Le gouvernement sud-africain a annoncé mardi son intention de construire de nouvelles centrales nucléaires pour produire davantage d’électricité dans un contexte de crise énergétique et de pannes d’électricité régulières dans l’économie la plus avancée du continent africain.
La décision de lancer des appels d’offres pour la construction des centrales – qui prendront au moins une décennie pour être prêtes, selon les responsables – a été immédiatement critiquée par le principal parti politique d’opposition, qui a déclaré que l’agence nucléaire publique russe Rosatom était le choix du gouvernement sud-africain en tant que « partenaire privilégié ».

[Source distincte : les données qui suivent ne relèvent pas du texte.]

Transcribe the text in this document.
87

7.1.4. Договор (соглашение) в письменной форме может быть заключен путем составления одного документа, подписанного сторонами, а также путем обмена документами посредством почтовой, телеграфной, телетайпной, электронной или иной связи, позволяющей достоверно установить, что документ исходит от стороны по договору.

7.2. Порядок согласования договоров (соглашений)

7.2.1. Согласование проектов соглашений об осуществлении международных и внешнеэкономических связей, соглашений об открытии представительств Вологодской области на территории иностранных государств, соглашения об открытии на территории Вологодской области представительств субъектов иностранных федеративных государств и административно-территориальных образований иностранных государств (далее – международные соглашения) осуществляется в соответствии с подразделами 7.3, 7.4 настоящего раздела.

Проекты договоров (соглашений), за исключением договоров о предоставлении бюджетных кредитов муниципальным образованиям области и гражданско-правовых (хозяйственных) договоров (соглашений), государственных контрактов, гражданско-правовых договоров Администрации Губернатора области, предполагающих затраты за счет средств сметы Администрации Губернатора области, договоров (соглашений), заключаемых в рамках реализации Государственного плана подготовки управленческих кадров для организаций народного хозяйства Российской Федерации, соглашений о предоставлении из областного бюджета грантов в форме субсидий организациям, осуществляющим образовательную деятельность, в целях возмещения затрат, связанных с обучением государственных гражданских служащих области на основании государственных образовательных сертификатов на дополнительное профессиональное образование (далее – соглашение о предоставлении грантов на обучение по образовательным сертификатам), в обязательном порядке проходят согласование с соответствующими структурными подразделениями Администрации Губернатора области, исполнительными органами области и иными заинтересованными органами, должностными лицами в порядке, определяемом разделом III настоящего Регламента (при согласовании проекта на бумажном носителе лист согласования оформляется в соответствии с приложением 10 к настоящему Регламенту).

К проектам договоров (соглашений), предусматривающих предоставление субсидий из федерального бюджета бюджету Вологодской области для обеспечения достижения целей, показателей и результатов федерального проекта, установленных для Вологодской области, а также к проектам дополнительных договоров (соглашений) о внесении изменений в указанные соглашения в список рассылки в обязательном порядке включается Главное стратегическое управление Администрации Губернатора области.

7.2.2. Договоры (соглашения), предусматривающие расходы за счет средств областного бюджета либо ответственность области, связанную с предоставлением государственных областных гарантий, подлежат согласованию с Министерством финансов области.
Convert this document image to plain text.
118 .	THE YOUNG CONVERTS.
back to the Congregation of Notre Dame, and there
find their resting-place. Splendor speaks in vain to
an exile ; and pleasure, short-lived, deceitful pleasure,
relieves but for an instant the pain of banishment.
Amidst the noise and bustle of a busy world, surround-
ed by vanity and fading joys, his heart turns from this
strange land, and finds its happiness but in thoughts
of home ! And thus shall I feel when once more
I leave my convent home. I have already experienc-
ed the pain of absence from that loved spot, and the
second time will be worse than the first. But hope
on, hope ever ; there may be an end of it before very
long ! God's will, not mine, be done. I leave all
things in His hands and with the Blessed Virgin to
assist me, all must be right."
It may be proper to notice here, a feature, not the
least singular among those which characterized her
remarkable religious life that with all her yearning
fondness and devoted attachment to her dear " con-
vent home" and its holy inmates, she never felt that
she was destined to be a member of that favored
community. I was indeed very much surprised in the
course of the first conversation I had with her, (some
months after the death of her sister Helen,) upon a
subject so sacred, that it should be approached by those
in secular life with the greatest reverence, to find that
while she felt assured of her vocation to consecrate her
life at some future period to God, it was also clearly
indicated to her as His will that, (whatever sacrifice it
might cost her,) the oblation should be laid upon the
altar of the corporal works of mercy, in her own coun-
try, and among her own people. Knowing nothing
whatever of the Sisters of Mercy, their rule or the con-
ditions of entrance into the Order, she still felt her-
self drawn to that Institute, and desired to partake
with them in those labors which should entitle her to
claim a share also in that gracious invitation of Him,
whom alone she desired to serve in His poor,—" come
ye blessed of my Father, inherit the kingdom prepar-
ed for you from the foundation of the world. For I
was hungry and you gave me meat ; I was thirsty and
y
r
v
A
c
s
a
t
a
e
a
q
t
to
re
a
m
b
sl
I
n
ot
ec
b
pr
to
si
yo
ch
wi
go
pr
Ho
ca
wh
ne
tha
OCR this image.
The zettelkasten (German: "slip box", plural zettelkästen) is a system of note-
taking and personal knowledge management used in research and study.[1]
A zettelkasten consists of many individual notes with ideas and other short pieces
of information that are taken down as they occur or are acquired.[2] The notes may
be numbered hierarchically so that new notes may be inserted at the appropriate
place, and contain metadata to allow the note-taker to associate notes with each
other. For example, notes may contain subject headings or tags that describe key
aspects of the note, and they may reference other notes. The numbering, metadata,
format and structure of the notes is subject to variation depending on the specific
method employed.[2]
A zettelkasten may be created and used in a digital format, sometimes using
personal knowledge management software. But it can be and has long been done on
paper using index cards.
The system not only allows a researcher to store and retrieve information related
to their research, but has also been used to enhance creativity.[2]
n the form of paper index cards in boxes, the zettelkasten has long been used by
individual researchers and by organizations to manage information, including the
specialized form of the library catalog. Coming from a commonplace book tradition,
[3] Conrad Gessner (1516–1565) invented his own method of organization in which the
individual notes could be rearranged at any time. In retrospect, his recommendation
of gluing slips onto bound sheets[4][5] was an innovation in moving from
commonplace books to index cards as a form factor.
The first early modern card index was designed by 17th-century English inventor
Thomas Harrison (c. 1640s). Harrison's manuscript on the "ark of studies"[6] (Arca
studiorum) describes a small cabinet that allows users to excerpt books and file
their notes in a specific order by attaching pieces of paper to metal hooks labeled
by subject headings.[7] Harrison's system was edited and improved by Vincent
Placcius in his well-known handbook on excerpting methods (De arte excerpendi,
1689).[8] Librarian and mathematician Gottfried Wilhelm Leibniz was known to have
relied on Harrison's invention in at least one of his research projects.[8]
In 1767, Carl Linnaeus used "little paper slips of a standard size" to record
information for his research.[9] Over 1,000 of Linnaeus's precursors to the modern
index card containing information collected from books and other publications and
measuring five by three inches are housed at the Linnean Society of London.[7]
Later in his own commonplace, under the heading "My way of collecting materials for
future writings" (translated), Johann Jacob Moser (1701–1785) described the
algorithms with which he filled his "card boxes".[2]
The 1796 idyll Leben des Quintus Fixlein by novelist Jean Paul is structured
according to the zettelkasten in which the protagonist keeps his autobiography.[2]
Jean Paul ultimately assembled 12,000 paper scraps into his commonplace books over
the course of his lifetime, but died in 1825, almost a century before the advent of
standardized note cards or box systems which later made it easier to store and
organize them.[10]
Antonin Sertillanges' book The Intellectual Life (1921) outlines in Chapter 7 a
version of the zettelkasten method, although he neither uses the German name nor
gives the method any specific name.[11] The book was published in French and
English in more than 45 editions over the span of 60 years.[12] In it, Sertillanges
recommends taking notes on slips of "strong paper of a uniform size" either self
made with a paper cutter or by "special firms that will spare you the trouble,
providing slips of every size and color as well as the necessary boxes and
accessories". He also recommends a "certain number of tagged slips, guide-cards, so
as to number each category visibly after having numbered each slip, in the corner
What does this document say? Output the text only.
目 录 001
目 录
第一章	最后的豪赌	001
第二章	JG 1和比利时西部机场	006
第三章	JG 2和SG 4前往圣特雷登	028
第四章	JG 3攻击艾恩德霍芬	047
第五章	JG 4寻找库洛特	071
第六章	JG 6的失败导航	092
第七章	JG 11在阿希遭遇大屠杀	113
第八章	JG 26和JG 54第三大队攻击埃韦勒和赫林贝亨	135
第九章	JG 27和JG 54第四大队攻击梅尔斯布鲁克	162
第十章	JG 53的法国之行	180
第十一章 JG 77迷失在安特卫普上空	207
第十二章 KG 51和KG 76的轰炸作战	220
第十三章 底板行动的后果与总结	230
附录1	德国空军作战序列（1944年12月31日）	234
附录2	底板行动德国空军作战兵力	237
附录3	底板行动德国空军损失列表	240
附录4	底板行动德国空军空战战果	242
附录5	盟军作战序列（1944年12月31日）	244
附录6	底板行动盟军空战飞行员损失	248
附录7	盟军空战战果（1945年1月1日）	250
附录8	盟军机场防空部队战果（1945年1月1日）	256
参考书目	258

Les responsables gouvernementaux n’ont nommé aucun soumissionnaire potentiel et se sont contentés de décrire le début du processus.
Mais les critiques de l’Alliance démocratique d’opposition étaient liées à un accord nucléaire majeur signé par l’Afrique du Sud avec la Russie en 2014, d’une valeur estimée à 76 milliards de dollars, qui a été entouré de secret et annulé par un tribunal sud-africain en 2017 parce qu’il était illégal et inconstitutionnel. Il a été terni par des allégations de corruption à grande échelle et a été signé sous la direction de l’ancien président sud-africain Jacob Zuma, qui est actuellement jugé pour des faits de corruption.
Les projets de nouvelles centrales nucléaires sont intervenus un jour après que le gouvernement sud-africain a approuvé un accord avec la banque russe Gazprombank pour redémarrer une raffinerie de pétrole liquide sur la côte sud de l’Afrique du Sud, qui est hors service depuis 2020. Gazprombank fait partie des institutions financières russes sanctionnées par les États-Unis.
Le gouvernement sud-africain a déclaré que Gazprombank « partagerait les risques et les bénéfices de la réhabilitation de la raffinerie » une fois que les détails de l’accord seraient finalisés, ce qui était prévu pour avril.
L’Afrique du Sud possède actuellement une centrale nucléaire, la centrale nucléaire de Koeberg, à environ 50 kilomètres au nord du Cap. C’est le seul sur le continent africain.
De nombreux autres pays africains, dont le Burkina Faso, le Mali, le Zimbabwe, le Rwanda, le Burundi, l’Éthiopie et l’Égypte, ont conclu des accords sur l’énergie nucléaire avec la Russie ou ont conclu des accords pour construire des centrales nucléaires.
De nombreuses régions d’Afrique disposent d’un approvisionnement en électricité peu fiable, ce qui offre des opportunités au secteur nucléaire russe, mais lui donne également la possibilité d’étendre son influence politique sur le continent dans un contexte d’effondrement de ses relations avec l’Occident suite à la guerre en Ukraine.
Zizamele Mbambo, directeur général adjoint de l’énergie nucléaire au Département des ressources minérales et de l’énergie du gouvernement sud-africain, a déclaré que le processus d’appel d’offres pour les nouvelles centrales électriques serait ouvert et transparent et qu’il avait été approuvé par le régulateur de l’énergie. Les stations seraient achevées au plus tôt en 2032 ou 2033, a-t-il déclaré.